Sia Tenchu che Sekiro (per quest’ultimo ci rifacciamo alla parola degli stessi sviluppatori) sono titoli che premiano l’approccio furtivo, che lo prediligono, ma non disdegnano assolutamente il combattimento. Tenchu deve molta della sua varietà alla miriade di oggetti e strumenti che, pian piano che si avanzava nell’avventura, ci si ritrovava nell’inventario. Shuriken, makibishi, riso avvelenato, granate, bombe fumogene e molto altro ancora davano al titolo una varietà assurda, almeno per l’epoca. Vi erano tantissime opzioni per distrarre o attaccare l’avversario, tutte l’una diversa dall’altra e adattabili a qualsiasi situazione ed evenienza.
Questa profondità e diversità di approccio sarà presente anche in Sekiro: uno dei tanti elementi ad introdurla sarà il braccio protesico di cui il nostro protagonista sarà dotato. La menomazione di Sekiro diventerà il suo punto di forza: grazie al braccio meccanico si potranno equipaggiare diverse tipologie di armi e gadget che daranno profondità e diversità sia ai combattimenti che alle fasi stealth.
Altro elemento che lega i due titoli è ovviamente quello più evidente, quello che dopo un solo frame di trailer passato di fronte ai nostri occhi ci fa tuffare in quell’atmosfera magica e unica che è il Giappone feudale. Già qualche mese fa, abbiamo dedicato uno speciale ai titoli più interessanti (secondo il nostro parere) realizzati in questo setting, a metà fra lo storico e il mito.

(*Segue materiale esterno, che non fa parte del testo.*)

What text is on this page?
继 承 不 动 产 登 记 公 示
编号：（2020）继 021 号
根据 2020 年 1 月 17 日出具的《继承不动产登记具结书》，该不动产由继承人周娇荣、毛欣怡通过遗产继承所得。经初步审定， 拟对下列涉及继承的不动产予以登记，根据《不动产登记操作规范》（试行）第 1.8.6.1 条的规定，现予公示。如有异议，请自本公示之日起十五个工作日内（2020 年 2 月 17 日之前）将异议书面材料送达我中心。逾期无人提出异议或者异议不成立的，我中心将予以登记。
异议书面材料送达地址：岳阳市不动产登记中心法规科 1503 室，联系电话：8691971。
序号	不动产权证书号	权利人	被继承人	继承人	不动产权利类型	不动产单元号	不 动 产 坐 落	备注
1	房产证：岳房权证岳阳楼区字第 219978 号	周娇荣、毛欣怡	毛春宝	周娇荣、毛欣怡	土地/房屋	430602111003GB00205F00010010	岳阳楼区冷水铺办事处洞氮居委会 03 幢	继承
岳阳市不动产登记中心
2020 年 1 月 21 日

Così come nei vari Onimusha, Nioh e altri ancora, anche in Tenchu fra i tetti delle abitazioni, le strette stradine dei vicoli dei villaggi, le caverne e le piantagioni di riso, si nascondevano esseri sovrannaturali, magici e misteriosi. Nella storia dell’intrattenimento, spesso e volentieri, quest’epoca si è prestata benissimo a questo tipo di medium ed è lampante che grandissima parte del fascino di Sekiro risieda proprio sotto questo aspetto.
I punti in comune fra Tenchu e Sekiro sono molti, tanti. Siamo sicuri che per chi ha amato la saga in questione, l’hype in attesa dell’uscita della prossima produzione di FromSoftware è già alle stelle. Tenchu è stato una pietra miliare della prima generazione PlayStation e vedere un suo “figlio” in azione non può comportare altro se non fremere per la voglia di giocarlo e spremerlo fino all’osso. La varietà del titolo e l’ambientazione più che mai suggestiva promettono molto, soprattutto sapendo che dietro a tutto c’è la mano di FromSoftware. Ormai non resta che resistere: fra un mese avremo finalmente Sekiro: Shadows Die Twice fra le mai, pronti a dirvi la nostra!